Novas Histórias do Tempo da Velha Escola (MCCLXXXVI)

Votorantim 5 de julho de 2043 

No julho de vinte e três, fui até Votorantim, aprender com secretários de educação e educadores da região como fazer educação integral. Por essa altura, uma notícia aparecia na comunicação social em lugar de relevo, com títulos e subtítulos em carateres grossos:

“A Câmara dos Deputados aprovou o Projeto de Lei, que estabelece o Programa Escola em Tempo Integral.”

Mais uma vez, a montanha paria um rato… 

Já dizia o Piaget que a Educação era a única área das ciências humanas em todo mundo se sentia competente para dar opinião. Os deputados da nação metiam no mesmo saco “educação integral” e “escola de tempo integral”, e não tinham noção do ridículo das suas intervenções. A minha amiga Jaqueline assim comentava o “mal menor”: 

“Seja lá o que entendam por “ensino integral”, significa que conseguimos colocar na agenda deste país as ideias e ideais da ampliação da jornada escolar. Lutemos cotidianamente por escolas de educação integral em jornada ampliada.”

Para quem, porventura, não saiba, a Jaqueline havia coordenado um programa chamado “Mais Educação”, que tinha por objetivo a indução da construção da agenda de educação integral nas escolas da rede pública, ampliando a jornada escolar. Ela nos dizia que a escola, face às exigências da Educação Básica, precisava ser reinventada. 

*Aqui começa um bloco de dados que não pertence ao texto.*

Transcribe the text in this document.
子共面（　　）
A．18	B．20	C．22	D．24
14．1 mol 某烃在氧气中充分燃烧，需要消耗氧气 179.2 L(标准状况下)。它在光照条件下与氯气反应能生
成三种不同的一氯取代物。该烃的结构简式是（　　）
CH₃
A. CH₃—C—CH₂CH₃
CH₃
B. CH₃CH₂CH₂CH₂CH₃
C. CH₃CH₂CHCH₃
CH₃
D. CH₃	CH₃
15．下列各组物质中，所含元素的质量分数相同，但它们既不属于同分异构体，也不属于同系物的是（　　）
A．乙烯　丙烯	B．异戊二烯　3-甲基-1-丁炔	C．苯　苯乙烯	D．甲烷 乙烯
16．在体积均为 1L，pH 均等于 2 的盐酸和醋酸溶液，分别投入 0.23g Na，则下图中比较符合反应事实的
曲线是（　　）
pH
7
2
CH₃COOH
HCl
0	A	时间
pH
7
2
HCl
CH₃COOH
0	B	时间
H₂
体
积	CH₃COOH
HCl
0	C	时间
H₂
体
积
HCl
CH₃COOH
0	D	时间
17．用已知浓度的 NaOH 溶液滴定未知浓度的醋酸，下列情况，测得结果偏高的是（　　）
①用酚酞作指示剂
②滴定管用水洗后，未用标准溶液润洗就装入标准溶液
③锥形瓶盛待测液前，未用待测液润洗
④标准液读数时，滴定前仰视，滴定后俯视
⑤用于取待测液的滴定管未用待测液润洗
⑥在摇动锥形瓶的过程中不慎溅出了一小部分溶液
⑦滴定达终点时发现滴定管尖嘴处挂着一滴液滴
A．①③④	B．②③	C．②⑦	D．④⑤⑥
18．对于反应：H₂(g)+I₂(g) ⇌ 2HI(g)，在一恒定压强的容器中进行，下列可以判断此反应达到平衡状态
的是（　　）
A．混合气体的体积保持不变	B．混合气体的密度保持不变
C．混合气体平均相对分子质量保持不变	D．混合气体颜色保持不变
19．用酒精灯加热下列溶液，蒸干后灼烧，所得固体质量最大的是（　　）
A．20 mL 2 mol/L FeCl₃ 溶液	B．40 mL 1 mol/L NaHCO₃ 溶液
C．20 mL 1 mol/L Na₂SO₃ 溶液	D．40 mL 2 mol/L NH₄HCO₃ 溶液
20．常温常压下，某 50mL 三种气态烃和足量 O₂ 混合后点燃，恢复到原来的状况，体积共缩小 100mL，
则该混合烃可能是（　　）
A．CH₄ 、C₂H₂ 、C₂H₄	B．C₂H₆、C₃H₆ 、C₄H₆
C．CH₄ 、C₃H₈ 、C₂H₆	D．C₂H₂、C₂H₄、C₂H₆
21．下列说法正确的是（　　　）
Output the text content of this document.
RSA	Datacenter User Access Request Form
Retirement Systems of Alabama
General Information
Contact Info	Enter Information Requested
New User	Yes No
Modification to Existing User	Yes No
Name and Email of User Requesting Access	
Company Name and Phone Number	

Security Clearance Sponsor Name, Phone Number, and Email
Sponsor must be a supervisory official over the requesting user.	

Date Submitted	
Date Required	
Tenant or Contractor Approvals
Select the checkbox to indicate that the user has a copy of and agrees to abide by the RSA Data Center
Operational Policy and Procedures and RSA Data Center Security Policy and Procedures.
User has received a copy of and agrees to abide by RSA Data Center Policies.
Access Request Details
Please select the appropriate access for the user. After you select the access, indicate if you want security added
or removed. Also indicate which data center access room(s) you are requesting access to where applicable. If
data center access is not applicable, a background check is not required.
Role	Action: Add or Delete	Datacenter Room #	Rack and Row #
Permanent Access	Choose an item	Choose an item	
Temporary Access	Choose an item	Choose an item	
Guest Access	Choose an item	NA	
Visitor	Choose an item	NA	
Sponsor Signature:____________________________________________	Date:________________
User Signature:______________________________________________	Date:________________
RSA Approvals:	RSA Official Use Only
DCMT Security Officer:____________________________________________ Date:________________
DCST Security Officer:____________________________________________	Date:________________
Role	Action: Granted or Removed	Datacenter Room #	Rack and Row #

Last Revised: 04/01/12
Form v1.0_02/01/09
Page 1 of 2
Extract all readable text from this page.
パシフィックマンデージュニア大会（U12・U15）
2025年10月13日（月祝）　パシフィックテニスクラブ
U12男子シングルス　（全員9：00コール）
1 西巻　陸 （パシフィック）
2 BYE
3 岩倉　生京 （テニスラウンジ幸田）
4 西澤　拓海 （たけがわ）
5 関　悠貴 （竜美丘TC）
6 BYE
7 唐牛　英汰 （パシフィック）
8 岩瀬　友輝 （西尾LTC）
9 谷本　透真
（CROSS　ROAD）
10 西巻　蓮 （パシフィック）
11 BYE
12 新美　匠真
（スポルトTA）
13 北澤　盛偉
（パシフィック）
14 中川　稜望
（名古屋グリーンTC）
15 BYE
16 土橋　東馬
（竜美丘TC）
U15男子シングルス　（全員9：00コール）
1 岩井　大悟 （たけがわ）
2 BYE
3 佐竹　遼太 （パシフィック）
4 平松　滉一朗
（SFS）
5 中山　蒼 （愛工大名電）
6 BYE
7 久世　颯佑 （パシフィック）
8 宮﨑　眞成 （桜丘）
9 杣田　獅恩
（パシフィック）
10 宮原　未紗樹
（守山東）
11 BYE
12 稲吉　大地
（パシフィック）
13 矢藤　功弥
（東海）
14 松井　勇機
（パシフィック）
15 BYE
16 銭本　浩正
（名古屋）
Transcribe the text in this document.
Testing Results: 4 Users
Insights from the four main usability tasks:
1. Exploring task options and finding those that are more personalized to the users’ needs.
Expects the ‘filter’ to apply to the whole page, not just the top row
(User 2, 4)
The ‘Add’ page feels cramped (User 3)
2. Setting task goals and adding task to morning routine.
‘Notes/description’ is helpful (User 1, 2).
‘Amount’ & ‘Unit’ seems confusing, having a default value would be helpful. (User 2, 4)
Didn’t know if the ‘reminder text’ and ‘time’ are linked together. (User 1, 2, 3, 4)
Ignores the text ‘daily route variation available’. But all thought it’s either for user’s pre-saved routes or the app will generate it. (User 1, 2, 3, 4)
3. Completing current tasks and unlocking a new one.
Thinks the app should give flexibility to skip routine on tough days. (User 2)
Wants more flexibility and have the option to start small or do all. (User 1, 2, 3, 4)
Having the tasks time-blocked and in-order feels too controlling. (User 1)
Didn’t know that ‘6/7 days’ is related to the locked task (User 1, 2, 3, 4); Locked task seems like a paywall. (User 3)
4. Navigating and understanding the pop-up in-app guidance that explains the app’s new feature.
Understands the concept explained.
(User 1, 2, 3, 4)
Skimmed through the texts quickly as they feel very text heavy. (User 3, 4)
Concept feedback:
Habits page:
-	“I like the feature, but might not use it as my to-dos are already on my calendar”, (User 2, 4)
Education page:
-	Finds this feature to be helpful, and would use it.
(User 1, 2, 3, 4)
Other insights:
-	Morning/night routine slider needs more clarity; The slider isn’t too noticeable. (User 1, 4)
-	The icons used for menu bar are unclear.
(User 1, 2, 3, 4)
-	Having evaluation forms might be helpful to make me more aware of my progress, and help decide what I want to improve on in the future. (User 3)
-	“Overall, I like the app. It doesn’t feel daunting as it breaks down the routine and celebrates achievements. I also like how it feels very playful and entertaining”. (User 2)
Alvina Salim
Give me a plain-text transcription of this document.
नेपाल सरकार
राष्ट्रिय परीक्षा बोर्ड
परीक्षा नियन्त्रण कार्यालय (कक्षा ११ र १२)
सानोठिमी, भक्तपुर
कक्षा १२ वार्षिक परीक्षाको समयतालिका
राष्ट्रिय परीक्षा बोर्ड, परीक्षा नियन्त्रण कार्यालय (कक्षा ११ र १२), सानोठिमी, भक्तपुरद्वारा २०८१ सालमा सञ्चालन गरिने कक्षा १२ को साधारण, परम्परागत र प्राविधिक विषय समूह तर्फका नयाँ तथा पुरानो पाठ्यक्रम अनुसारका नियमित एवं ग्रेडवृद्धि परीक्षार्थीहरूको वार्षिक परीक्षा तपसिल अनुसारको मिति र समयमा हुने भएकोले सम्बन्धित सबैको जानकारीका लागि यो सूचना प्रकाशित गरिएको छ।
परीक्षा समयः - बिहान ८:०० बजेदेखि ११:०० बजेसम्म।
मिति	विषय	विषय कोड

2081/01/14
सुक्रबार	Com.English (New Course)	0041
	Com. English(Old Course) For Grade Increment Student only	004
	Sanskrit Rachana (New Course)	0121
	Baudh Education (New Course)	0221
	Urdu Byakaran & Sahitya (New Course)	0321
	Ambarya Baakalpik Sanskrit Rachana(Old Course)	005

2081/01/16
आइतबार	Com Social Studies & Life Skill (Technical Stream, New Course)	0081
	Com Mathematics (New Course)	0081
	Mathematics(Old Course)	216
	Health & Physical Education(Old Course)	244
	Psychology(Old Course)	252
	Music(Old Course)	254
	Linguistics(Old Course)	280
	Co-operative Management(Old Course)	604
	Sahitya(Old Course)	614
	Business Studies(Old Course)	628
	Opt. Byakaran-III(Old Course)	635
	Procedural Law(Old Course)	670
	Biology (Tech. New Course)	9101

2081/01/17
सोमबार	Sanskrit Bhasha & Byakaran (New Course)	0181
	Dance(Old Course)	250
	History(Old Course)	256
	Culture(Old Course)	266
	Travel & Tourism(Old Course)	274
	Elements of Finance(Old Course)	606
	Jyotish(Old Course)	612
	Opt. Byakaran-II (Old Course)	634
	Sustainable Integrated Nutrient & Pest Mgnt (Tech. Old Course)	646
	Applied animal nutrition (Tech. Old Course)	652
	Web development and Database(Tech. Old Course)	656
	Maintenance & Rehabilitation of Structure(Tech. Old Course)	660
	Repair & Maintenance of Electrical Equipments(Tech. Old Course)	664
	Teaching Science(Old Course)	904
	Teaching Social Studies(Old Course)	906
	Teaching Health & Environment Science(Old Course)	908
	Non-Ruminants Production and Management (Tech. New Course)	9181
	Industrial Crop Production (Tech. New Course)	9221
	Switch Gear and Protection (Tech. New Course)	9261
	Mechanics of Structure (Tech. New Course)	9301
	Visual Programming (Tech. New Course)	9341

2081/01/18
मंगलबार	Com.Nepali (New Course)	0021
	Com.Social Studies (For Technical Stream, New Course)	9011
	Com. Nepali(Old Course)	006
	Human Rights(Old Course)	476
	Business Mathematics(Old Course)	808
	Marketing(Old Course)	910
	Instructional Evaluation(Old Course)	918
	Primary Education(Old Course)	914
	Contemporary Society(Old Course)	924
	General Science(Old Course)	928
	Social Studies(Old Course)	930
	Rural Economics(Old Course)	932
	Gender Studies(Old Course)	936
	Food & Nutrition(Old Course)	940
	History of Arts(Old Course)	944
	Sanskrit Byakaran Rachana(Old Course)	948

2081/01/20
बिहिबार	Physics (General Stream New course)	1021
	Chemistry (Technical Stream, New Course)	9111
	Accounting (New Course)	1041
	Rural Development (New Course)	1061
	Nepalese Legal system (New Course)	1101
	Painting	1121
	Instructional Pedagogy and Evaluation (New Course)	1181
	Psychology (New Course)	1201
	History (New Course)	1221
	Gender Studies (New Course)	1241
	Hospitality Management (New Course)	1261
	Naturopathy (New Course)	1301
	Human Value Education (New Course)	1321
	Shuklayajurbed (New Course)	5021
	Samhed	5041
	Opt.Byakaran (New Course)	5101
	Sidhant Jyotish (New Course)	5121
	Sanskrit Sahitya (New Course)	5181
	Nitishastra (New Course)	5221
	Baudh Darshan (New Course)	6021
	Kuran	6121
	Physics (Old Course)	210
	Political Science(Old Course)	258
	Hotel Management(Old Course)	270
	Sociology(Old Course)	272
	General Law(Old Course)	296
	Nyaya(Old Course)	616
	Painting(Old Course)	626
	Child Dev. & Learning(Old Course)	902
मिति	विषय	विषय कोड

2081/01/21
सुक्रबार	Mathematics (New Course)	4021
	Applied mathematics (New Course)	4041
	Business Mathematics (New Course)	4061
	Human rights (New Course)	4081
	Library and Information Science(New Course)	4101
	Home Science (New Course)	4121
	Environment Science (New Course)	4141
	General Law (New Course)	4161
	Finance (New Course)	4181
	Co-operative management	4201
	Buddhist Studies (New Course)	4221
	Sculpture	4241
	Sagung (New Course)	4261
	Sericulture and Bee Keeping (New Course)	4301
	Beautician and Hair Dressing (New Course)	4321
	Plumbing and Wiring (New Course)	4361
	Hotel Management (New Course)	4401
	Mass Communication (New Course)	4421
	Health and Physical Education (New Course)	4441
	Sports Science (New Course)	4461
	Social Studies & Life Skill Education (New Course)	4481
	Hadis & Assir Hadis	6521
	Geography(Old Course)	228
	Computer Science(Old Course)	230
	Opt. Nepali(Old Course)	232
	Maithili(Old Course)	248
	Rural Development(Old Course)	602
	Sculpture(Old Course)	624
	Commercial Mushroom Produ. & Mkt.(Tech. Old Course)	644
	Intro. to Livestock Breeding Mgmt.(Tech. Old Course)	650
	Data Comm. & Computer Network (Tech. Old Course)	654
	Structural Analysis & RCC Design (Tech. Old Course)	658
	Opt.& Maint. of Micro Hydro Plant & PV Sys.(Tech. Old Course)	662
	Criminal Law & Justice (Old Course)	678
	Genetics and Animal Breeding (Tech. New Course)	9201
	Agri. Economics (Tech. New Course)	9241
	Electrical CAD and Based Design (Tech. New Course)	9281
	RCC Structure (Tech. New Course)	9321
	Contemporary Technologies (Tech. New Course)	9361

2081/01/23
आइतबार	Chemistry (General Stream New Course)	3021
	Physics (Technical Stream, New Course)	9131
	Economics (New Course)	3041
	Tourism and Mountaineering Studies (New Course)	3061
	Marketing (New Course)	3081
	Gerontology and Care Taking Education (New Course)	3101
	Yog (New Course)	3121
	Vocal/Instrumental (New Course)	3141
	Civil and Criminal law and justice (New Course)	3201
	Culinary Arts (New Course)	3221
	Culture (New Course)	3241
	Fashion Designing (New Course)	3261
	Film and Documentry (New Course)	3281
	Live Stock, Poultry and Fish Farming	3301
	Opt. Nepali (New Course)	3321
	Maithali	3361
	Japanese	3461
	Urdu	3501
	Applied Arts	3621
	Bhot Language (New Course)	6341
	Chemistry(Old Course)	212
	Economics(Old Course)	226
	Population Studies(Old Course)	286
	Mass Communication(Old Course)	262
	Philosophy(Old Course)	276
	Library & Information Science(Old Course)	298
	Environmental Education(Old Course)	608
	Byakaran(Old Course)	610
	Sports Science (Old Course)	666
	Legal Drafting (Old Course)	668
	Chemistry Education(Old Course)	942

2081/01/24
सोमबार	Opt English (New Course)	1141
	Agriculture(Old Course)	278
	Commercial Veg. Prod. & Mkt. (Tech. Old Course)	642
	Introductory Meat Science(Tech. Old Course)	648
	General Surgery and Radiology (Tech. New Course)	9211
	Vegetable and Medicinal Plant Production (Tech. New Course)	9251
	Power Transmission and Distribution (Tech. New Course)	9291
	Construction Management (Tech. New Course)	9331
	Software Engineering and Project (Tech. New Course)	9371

Deveriam ser priorizados “processos capazes de gerar sujeitos inventivos, participativos, cooperativos, preparados para diversificadas inserções sociais, políticas, culturais, laborais e, ao mesmo tempo, capazes de intervir e problematizar as formas de produção e de vida”. 

A escola tinha, diante de si, o desafio de sua própria recriação, pois os rituais escolares eram “invenções de um determinado contexto sociocultural em movimento”. 

A proposta educacional da escola de tempo integral visava “promover a ampliação de tempos, espaços e oportunidades educativas e o compartilhamento da tarefa de educar e cuidar (…) alcançar a melhoria da qualidade da aprendizagem e da convivência social, e diminuir as diferenças de acesso ao conhecimento e aos bens culturais, em especial entre as populações socialmente mais vulneráveis”.

A minha amiga Jaqueline não se cansava de zurzir naqueles que, através de “malabarismos pedagógicos, invencionices curriculares e projetos de lei”, perenizavam um modelo educacional causador de desigualdade:

“A pobreza e a miséria em que vivem milhares de crianças são diretamente responsáveis pelas descontinuidades, reprovações, evasões que vivem ao longo da sua vida escolar (…) Não existe pedagogia salvacionista. Quem vende isto mente”.

Em Portugal, a “jornada ampliada” transformara a rotina das crianças numa dose dupla de tédio. Já não bastava a pasmaceira da sala de aula, ocupava-se o tempo (que deveria ser) livre nas chamadas AEC, “atividades de enriquecimento curricular”, atividades de conteúdo pobre – de enriquecimento curricular, nem vê-lo! – não passavam de uma versão mais barata do que o velho OTL (ocupação dos tempo livres). Tratava-se de atividades de desculpabilização curricular mal pagas a monitores, na sua maioria, sem qualquer preparo para a função. A isso se juntava o “apoio às famílias”, uma espécie de prolongamento da tarefa de “babysitter”, ou de um suave cárcere. E… cadê a “educação integral”?

Quando o dom do desapego me permitiu passar da ribalta para os bastidores da mudança, os educadores da ARCA asseguraram continuidade dos projetos, foram obreiros de uma nova educação, escapando a armadilhas como a de um “tempo integral” sem educação integral.